Я покорно взглянула в окно, и темнота снова затянула меня. Я летела в неё, как в пропасть, пока не поняла, что стою в холоде, прижимаясь спиной к ледяному камню. Медленно проступили вокруг очертания предметов, и я увидела знакомый каменный мешок Храма. Чадящие факелы разгорались всё ярче, освещая гладкие чёрные стены и матово поблескивающий Х-образный крест, спущенный на цепях до самого пола.
Нудное пение киотитских жрецов проникло в тишину этого склепа, и я увидела процессию. В тёмных накидках, покачивая тонкими руками, они вошли и замерли вдоль стен по пять с каждой стороны. Последние из них внесли ковчег и опустили его на пол перед крестом. И, наконец, появился главный жрец в синей развивающейся мантии. С ним шёл человек. Я узнала Фарги, хоть его чёрные блестящие волосы были коротко острижены, тело обтягивала блестящая чёрная кожа костюма. В тот момент он был очень похож на того юного Фарги, принца Обмоны. Исхудавший до мальчишеской хрупкости, с высокими запавшими скулами и невероятно большими чёрными глазами, он ничуть не походил на того Фарги, которого я знала когда-то. Окинув помещение мрачным взглядом, он на мгновение задержал его на кресте, а потом повернулся к главному жрецу.

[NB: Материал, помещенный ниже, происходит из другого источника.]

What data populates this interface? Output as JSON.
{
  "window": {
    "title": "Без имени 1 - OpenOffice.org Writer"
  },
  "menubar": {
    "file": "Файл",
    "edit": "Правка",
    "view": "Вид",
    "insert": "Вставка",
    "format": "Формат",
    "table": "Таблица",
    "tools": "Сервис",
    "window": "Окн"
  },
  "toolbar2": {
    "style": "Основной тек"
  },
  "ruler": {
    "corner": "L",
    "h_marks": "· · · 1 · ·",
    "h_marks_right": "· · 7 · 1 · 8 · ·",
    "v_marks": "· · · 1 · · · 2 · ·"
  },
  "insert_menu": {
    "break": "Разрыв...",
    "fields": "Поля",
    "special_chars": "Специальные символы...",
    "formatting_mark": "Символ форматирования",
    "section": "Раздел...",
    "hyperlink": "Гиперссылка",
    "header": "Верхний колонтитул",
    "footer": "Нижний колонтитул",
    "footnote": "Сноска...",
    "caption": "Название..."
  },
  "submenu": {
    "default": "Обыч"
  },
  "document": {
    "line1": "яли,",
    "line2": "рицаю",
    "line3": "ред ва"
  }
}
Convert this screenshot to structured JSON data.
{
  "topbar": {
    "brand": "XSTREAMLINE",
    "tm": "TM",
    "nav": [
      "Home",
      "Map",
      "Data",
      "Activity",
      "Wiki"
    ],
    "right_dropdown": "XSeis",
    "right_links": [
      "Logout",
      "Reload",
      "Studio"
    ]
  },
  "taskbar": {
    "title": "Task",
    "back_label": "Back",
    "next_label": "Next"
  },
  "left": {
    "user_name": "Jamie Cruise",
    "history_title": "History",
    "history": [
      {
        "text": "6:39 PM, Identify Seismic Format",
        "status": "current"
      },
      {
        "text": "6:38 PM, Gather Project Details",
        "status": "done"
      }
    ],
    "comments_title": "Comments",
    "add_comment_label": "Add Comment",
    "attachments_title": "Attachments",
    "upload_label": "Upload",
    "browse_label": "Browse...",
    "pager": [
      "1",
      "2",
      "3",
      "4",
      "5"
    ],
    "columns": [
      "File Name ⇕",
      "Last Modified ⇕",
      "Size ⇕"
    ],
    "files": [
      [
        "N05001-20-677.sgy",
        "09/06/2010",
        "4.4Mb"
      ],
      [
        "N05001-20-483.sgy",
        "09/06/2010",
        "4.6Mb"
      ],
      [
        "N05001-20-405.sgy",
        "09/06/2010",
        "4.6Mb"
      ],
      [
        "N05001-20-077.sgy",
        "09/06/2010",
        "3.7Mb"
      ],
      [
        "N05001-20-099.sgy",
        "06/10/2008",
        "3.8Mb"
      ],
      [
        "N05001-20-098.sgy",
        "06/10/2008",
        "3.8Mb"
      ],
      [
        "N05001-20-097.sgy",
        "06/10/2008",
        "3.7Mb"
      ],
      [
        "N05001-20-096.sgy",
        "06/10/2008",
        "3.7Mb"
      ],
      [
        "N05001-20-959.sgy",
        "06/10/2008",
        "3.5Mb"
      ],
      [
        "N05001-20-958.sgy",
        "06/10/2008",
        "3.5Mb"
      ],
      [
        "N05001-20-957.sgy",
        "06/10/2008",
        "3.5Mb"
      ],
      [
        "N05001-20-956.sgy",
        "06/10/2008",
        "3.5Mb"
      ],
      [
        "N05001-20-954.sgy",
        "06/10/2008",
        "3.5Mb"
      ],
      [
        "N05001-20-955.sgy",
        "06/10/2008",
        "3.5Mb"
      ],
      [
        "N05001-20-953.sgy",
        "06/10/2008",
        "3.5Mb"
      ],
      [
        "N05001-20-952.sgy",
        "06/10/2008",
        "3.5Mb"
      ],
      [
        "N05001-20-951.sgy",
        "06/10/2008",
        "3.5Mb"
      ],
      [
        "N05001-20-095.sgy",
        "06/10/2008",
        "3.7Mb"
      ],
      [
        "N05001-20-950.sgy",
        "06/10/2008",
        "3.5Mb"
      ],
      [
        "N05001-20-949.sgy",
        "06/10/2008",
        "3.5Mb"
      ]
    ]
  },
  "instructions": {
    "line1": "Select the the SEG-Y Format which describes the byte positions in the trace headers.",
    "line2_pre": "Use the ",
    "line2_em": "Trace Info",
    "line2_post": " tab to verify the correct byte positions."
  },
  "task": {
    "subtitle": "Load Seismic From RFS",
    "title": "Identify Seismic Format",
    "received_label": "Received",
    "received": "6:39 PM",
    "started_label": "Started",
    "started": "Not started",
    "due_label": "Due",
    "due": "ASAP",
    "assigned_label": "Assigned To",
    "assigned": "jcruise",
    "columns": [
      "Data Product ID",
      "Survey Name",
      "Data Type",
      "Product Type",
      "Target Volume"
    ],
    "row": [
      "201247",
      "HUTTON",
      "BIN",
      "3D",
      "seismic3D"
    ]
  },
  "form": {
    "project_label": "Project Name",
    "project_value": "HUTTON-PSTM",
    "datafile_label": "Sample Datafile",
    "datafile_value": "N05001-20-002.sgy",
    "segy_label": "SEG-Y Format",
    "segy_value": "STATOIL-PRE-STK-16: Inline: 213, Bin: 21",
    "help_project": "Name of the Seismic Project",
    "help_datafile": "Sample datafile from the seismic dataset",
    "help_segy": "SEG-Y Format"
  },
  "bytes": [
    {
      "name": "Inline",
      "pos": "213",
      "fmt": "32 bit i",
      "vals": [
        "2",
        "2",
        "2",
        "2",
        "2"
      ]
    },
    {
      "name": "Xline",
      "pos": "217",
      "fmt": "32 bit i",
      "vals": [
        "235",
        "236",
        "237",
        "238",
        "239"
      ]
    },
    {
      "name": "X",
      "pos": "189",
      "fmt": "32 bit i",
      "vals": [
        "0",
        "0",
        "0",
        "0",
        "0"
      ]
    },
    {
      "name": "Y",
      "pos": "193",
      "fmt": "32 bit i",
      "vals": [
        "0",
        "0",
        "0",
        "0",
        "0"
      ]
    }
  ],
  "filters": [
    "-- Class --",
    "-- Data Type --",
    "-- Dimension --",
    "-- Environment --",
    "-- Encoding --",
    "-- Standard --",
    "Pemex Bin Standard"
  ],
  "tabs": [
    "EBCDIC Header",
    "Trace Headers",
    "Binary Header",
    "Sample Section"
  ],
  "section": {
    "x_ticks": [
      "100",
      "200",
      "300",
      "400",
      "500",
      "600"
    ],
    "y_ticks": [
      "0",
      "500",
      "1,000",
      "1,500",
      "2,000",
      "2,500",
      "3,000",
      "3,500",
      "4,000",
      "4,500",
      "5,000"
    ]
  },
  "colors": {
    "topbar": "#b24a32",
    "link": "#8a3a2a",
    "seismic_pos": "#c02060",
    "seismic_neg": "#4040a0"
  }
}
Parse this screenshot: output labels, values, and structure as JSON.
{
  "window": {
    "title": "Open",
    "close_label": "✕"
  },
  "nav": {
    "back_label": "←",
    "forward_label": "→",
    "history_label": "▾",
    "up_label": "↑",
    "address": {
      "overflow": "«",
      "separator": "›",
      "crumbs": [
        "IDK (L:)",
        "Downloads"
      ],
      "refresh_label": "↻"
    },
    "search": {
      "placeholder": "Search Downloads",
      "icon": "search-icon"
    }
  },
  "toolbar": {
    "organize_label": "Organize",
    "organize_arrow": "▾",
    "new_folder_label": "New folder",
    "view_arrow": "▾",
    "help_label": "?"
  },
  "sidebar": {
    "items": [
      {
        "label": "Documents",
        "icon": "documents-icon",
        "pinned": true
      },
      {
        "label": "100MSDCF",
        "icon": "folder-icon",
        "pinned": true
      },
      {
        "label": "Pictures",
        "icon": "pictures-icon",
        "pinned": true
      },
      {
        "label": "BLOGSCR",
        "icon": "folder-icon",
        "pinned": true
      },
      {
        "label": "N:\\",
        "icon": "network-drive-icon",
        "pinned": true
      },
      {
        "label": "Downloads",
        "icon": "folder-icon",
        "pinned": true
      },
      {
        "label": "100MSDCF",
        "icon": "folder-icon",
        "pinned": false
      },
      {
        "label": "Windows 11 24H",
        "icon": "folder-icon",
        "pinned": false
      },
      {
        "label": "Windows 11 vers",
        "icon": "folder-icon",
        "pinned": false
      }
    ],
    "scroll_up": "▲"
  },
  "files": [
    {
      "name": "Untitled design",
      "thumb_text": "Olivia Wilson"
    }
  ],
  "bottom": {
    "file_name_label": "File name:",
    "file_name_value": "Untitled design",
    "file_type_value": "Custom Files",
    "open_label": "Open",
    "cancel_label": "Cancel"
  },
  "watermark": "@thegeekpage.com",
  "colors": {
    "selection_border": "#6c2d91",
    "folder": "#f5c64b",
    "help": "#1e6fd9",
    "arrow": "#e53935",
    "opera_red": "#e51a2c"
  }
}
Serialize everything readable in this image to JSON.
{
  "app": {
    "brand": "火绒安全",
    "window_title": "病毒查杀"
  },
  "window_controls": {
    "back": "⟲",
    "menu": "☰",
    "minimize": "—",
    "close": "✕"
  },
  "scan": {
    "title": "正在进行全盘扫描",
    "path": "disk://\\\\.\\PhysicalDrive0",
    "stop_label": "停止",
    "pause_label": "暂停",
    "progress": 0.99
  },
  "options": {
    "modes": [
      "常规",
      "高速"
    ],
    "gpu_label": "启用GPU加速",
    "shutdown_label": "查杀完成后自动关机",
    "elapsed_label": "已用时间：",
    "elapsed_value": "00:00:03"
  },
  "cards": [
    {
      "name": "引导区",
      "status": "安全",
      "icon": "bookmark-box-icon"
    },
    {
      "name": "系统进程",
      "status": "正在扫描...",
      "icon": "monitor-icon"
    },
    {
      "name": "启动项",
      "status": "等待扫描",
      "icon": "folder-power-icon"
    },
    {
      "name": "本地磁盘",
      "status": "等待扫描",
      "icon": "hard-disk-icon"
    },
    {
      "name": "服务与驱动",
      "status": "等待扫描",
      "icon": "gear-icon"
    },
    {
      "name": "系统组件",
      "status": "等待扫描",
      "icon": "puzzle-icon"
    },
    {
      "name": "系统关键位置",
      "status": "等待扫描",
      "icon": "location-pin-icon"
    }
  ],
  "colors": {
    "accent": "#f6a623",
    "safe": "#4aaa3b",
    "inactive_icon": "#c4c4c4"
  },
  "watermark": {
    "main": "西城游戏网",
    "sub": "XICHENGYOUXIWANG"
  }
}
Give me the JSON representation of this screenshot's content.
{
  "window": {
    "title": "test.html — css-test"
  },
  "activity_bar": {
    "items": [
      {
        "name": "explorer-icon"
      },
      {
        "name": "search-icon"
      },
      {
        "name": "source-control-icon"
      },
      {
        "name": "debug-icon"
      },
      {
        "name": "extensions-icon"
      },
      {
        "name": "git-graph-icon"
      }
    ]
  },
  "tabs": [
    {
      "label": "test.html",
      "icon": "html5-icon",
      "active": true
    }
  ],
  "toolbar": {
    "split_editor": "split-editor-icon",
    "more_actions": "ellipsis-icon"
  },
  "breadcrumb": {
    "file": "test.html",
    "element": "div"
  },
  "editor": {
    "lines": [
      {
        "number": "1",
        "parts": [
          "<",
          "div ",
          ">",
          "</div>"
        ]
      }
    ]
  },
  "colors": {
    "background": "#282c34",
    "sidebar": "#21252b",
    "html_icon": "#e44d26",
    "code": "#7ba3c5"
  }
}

— Я готов, — резко произнёс он.
Киотит что-то сказал, и Фарги расстегнул куртку с серебряными эполетами, снял её и бросил в угол к стене. Потом подошёл к кресту и встал к нему спиной. Двое жрецов пристегнули его руки и ноги железными скобами с шипами внутри. Он скрипнул зубами и молча посмотрел на жреца. Пока киотиты обматывали его талию цепью, он сохранял мрачную решимость на лице. Потом крест пошатнулся и двинулся вверх. Фарги поднял голову и посмотрел на приближающийся потолок.
Наконец движение замерло в той точке, где точно за его спиной оказался символ Зуна. Гнетущая тишина нависла в зале. Она была насыщена какой-то зловещей торжественностью. Те же двое жрецов беззвучно извлекли из-под накидок магические плети. Главный жрец что-то прогудел, и они взмахнули своими орудиями. Тело на кресте содрогнулось, и на коже появились кровавые рубцы.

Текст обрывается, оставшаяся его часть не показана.